Em maio de 2011 foram apresentados dados sobre a extrema pobreza brasileira1. Eram, segundo os dados do censo 2010, 16,27 milhões de pessoas nessa condição, o que representa 8,5% da população brasileira.

Dados mais otimistas foram anunciados recentemente2. Segundo o IPEA, o crescimento dos salários, os rendimentos previdenciários e os programas sociais federais (como o “Bolsa Família” e o mais atual “Brasil Sem Miséria”) possibilitaram uma redução dos quadros de desigualdade social brasileiros em proporções jamais vistas. O coeficiente de Gini (medida adotada para o calculo das desigualdades sociais) atingiu em 2011 0,527, o menor índice alcançado desde 1960 (quando o coeficiente começou a ser medido). No entanto, estes níveis ainda projetam o Brasil entre os doze países mais desiguais do mundo.

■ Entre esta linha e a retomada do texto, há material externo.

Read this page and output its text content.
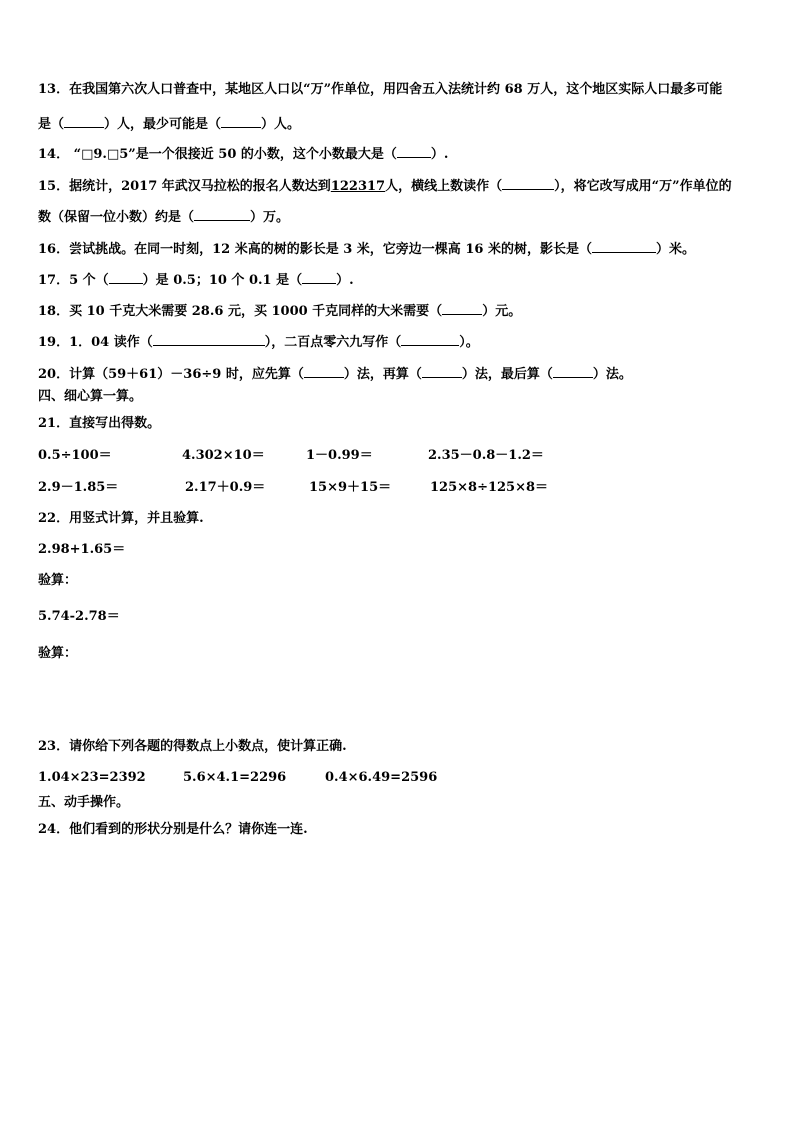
13．在我国第六次人口普查中，某地区人口以“万”作单位，用四舍五入法统计约 68 万人，这个地区实际人口最多可能
是（	）人，最少可能是（	）人。
14． “□9.□5”是一个很接近 50 的小数，这个小数最大是（	）.
15．据统计，2017 年武汉马拉松的报名人数达到122317人，横线上数读作（	），将它改写成用“万”作单位的
数（保留一位小数）约是（	）万。
16．尝试挑战。在同一时刻，12 米高的树的影长是 3 米，它旁边一棵高 16 米的树，影长是（	）米。
17．5 个（	）是 0.5；10 个 0.1 是（	）.
18．买 10 千克大米需要 28.6 元，买 1000 千克同样的大米需要（	）元。
19．1．04 读作（	），二百点零六九写作（	）。
20．计算（59＋61）－36÷9 时，应先算（	）法，再算（	）法，最后算（	）法。
四、细心算一算。
21．直接写出得数。
0.5÷100＝	4.302×10＝	1－0.99＝	2.35－0.8－1.2＝
2.9－1.85＝	2.17＋0.9＝	15×9＋15＝	125×8÷125×8＝
22．用竖式计算，并且验算.
2.98+1.65＝
验算：
5.74-2.78＝
验算：
23．请你给下列各题的得数点上小数点，使计算正确.
1.04×23=2392	5.6×4.1=2296	0.4×6.49=2596
五、动手操作。
24．他们看到的形状分别是什么？请你连一连.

Uma questão ressalta com a exposição destes dados: é possível a concretização de um regime democrático sob índices tão alarmantes de desigualdade social?

Para fins de uma análise sobre esta inquietação, proponho uma investigação sobre a cultura política de um grupo específico da elite. Exploro aqui as crenças e avaliações que os dirigentes de FASFILs (Fundações e Associações Sem Fins Lucrativos) da cidade de Maringá expuseram sobre a desigualdade social. Avalio ainda as possíveis consequências para a democracia.

Refiro-me aqui a associações organizadas, credenciadas e legalmente institucionalizadas. Foram selecionadas ainda apenas as associações maringaenses que têm algum certificado aprovado pelo governo federal, seja certificado de Entidade Beneficente de Assistência Social (CEBAS), de Utilidade Pública Federal (UPF) ou de Organização da Sociedade Civil de Interesse Público (OSCIP).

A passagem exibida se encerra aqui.